Concernant le bâti, ce deuxième aspect concerne une variable cruciale, et pourtant peu discutée quand il est question du logement et de la politique municipale. C’est la question de l’immobilier de bureau, sur lequel, on le sait, Chirac et Tibéri avait tout misé. Il ne s’agissait en effet pas simplement d’accélérer l’éviction des ouvriers et du salariat d’exécution de Paris mais aussi d’encourager la fuite des activités de type industriel, et de récupérer l’espace urbain devenu ainsi disponible au profit du « tertiaire haut de gamme », faisant de Paris une métropole en compétition avec d’autres mégalopoles sur le terrain du capitalisme mondialisé. A noter que l’activité foncière associée à l’immobilier est extrêmement cyclique (elle se contracte fortement au moment des récessions), très spéculative (elle rapporte bien davantage que la construction de logement). Ses conséquences dans le remodelage de l’espace urbain sont très importantes : la demande de surfaces de bureau tend à décliner dans le centre de Paris intra-muros (qui tend à devenir un pur espace de consommation et de loisir de masse) au profit des zones situées en périphérie (en bordure du périphérqiues et en banlieue : La défense, bien sûr, mais aussi Plaine Saint Denis, plusieurs zones de la grande couronne etc).
L’arrivée de la nouvelle équipe municipale signale-t-elle un infléchissement de la politique municipale à cet égard ? Et quelle est sa marge de manœuvre effective, à savoir son poids relatif dans l’ensemble de l’activité liée au foncier à Paris ?
Commençons par la deuxième question : compte tenu de la chute constante du volume de la construction à Paris, la part des opérations engagées par la Ville de Paris sous forme de ZAC (Zones d’Aménagement Concertée, par exemple la ZAC Bercy, des Batignolles) ou de GPRU (Grand Projet de Renouvellement Urbain, par exemple le réaménagement des portes de Paris) dans ce total s’est considérablement accrue : elle s’est élevée à 31 % entre 2001 et 2004, soit 48 % des bureaux et 18 % des logements. Selon certaines estimations elle pourrait atteindre jusqu’à 45 % du total des logements neufs pour la période à venir (jusqu’en 2015), compte tenu du ralentissement de l’activité de ce secteur. Dans son programme pour la prochaine mandature, Delanöe parle de « la réalisation de plus de 70 opérations d’aménagement, intéressant 1000 hectares soit 10 % du territoire [de Paris] » [1]. Dans tous les cas il s’agit de projets d’ampleur considérable, dont le poids spécifique sera décisif dans un secteur de la construction à l’activité fortement limitée par les contraintes objectives de l’agglomération (quasi-absence de terrains constructibles en dehors des secteurs aménagés, bâti ancien protégé etc.).

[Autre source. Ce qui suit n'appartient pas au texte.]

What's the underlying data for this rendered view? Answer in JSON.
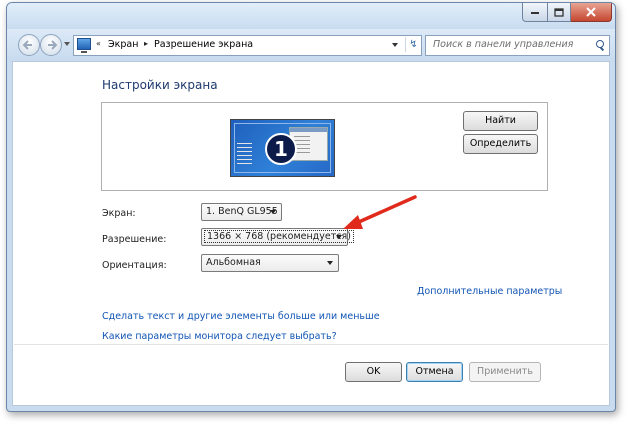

Dans quel sens vont-ils agir ?

La part du logement social parisien atteint actuellement 15 % (chiffre 2006) des résidences principales, elle était de 13,5 % en 2001. Cette petite amélioration résulte d’une légère augmentation du nombre de logement sociaux financés par, de 3500/an environ de 2001 à 2003 à 4000/an en 2004-2005 et 5200 en 2006. Le PLU (Plan Local d’Urbanisme) approuvé en juin 2006 par le Conseil de Paris fixe un objectif plancher de 4000 logements par an. Au rythme actuel, il faudrait, selon les estimations officielles de l’APUR datant de 2006 (Atelier Parisien d’Urbanisme) [2] une quinzaine d’années (et un volume de 57 mille logements) pour atteindre le taux de 20 % de logements sociaux fixés par la loi SRU [3]. Ces estimations, pourtant relativement optimistes, invalident d’emblée les promesses du candidat Delanöe qui parle d’objectif atteint à la fin de la prochaine mandature (2014) et d’un chiffre de 40 mille logements [4]. Il y donc peu de chances pour que le nombre de demandeurs de logement social, qui est passé de 100 à 110 mille (dont 88 résidents parisiens) sous le premier mandat de Delanöe, recule de façon significative dans les années à venir et pour que, tout simplement, Paris respecte dans un délai prévisible les objectifs minimaux fixés par la loi SRU (20 % de logement social dans le total des résidences principales d’une commune), votée par un gouvernement de gauche plurielle.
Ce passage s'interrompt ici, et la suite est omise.